A graduated suite of enforcement measures
The Government considers that in order to create further incentive for industry to cooperate and to proportionately address various levels and forms of industry non-compliance, a graduated suite of enforcement measures (including the power of direction) should be introduced under a regulatory framework. Such enforcement measures, which would include directions involving targeted mitigation or remediation of security risks (including modifications to infrastructure, audit and ongoing monitoring) and financial penalties, would apply where engagement with C/CSPs proves to be ineffective or where there is a blatant disregard of security information.
Industry submitters including the IIA challenge the need for such proposed reforms on the basis that industry is naturally predisposed to protecting its infrastructure without the need for additional incentives. In addition, submitters say that sanctions or penalties in relation to the failure to assist agencies in decrypting communications must be based on proof that the organisation is capable of assisting and evidence that they have refused to do so. Huawei Australia's submission states that there are already relevant enforcement mechanisms and national security provisions in the Telco Act, and that any changes should be proportionate and incremental. Furthermore, the Internet Society of Australia submits that these should be commensurate with the risks involved.

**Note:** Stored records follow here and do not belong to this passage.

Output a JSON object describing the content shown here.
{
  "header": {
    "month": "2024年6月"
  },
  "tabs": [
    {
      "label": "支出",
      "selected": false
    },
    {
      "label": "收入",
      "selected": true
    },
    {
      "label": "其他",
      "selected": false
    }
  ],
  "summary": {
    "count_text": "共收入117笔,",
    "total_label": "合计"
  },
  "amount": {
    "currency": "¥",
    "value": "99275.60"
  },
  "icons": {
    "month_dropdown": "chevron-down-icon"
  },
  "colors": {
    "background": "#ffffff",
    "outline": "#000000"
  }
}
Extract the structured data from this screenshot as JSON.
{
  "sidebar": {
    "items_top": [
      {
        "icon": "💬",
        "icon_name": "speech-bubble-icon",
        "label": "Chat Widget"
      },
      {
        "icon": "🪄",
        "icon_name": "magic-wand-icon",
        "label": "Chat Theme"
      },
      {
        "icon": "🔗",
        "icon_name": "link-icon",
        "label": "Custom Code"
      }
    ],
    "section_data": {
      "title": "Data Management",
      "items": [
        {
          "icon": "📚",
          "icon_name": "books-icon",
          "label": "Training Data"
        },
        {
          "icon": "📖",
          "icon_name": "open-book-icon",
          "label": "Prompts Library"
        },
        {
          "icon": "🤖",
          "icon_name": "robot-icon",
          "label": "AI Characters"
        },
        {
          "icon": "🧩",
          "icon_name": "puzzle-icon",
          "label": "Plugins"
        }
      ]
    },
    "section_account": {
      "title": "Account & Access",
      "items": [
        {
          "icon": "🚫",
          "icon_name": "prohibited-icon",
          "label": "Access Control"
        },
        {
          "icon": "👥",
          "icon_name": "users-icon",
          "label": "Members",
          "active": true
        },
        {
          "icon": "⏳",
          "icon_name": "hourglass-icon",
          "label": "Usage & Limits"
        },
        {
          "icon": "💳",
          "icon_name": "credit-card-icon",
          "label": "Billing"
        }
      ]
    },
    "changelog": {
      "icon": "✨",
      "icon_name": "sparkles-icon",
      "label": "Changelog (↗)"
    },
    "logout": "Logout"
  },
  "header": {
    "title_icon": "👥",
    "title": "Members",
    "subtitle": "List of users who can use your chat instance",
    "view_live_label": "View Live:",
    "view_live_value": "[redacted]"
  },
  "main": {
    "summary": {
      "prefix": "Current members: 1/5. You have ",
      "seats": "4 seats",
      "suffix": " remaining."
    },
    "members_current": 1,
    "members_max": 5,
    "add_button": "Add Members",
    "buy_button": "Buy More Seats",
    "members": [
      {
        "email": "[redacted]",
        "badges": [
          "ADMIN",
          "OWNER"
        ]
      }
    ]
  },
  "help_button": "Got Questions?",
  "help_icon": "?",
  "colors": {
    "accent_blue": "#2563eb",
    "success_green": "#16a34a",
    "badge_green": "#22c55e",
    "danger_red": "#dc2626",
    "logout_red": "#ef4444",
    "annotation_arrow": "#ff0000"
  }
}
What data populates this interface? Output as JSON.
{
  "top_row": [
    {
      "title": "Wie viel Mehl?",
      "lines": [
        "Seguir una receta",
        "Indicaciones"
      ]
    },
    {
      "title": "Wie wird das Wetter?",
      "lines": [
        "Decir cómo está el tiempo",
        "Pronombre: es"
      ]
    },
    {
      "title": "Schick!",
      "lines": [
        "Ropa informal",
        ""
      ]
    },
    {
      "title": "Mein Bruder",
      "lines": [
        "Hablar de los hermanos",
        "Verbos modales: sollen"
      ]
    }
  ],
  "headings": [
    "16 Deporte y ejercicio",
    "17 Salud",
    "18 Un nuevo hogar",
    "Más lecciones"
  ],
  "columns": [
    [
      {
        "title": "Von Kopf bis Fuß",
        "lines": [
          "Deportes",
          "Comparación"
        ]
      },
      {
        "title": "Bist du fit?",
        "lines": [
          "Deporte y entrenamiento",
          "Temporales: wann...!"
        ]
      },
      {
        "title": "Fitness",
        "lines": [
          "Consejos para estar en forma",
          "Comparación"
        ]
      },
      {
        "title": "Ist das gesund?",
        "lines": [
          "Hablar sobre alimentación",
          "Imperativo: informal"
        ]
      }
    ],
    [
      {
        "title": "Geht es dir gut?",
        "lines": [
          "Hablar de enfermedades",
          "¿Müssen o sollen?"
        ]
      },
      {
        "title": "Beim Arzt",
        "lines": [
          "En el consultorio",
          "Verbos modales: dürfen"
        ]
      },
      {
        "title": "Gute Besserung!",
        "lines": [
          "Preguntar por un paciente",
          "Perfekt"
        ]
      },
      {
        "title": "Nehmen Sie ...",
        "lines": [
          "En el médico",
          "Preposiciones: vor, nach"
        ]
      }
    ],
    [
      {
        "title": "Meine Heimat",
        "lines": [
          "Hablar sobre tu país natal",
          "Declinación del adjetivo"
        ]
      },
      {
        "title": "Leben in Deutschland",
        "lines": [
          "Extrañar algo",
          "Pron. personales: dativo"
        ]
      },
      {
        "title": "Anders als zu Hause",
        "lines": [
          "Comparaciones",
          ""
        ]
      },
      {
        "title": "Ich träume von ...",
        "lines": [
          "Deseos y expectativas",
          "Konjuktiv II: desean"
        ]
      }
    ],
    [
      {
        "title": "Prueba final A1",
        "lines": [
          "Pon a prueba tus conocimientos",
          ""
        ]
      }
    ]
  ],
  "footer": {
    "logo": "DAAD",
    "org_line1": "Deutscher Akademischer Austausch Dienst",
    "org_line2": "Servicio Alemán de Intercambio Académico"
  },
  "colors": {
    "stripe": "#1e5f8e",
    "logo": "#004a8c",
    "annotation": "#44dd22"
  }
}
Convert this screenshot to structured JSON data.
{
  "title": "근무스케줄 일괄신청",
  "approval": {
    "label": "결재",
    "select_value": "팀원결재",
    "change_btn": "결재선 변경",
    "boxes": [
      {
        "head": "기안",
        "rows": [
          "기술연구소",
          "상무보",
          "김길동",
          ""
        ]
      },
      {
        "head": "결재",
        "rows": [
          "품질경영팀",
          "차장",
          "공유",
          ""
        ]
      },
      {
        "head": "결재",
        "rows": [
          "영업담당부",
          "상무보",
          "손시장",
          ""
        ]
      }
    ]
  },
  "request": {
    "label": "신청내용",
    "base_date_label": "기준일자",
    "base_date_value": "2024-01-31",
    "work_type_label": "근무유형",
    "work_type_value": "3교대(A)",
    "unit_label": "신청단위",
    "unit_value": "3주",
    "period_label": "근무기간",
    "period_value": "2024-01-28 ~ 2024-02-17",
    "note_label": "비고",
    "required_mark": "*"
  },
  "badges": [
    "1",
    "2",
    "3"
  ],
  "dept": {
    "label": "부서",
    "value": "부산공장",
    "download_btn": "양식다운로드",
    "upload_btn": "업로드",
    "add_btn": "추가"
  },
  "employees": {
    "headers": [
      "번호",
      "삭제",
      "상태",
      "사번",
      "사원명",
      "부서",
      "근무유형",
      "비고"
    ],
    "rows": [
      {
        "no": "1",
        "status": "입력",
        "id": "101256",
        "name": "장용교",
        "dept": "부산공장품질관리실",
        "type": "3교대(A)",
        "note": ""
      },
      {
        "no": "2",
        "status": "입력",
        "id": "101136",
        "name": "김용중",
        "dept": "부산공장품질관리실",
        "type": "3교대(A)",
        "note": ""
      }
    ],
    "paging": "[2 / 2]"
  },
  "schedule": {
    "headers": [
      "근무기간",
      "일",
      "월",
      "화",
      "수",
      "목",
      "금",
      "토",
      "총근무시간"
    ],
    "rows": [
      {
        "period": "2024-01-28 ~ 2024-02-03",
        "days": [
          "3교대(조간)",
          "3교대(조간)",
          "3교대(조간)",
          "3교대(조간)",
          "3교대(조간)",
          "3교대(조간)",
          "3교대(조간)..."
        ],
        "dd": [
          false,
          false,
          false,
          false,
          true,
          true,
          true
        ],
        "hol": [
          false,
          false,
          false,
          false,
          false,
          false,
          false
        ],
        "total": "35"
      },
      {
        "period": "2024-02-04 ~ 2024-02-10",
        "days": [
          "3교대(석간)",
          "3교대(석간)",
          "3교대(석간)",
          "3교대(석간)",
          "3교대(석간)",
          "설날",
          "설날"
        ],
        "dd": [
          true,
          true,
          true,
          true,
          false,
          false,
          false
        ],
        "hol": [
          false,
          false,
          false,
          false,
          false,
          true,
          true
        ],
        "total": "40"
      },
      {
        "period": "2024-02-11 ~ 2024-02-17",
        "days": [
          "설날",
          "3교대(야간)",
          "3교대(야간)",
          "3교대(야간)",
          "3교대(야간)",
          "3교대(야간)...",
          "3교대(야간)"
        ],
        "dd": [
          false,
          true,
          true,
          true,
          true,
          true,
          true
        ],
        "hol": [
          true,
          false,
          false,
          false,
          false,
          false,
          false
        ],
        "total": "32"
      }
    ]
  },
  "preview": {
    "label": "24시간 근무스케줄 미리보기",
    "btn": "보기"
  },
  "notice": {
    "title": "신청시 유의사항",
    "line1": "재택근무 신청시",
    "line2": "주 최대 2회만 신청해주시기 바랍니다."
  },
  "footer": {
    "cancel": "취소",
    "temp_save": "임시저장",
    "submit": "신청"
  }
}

From the Discussion Paper and submissions, it is clear that further justification and clarification is sought as to why such enforcement measures are needed.
Submitters note that while the terms of reference acknowledge that national security brings 'shared' responsibilities to the government and private sector, the proposed reforms appear to shift a number of responsibilities, costs and risks traditionally associated with the Government and its agencies onto those in the industry. The proposed responsibilities are then to be subject to the imposition of further regulation and penalties. Concerns are expressed that if the reforms are implemented, there will be quite an aggressive change in the laws, which would not only have implications for those in the telecommunications sector but for ISPs as well.
The Joint Committee has recently completed public hearings in Melbourne and Canberra. Public hearings are being held in Sydney on 26 and 27 September. No date has been set in the terms of reference and no date has been announced for the release of the Committee's report.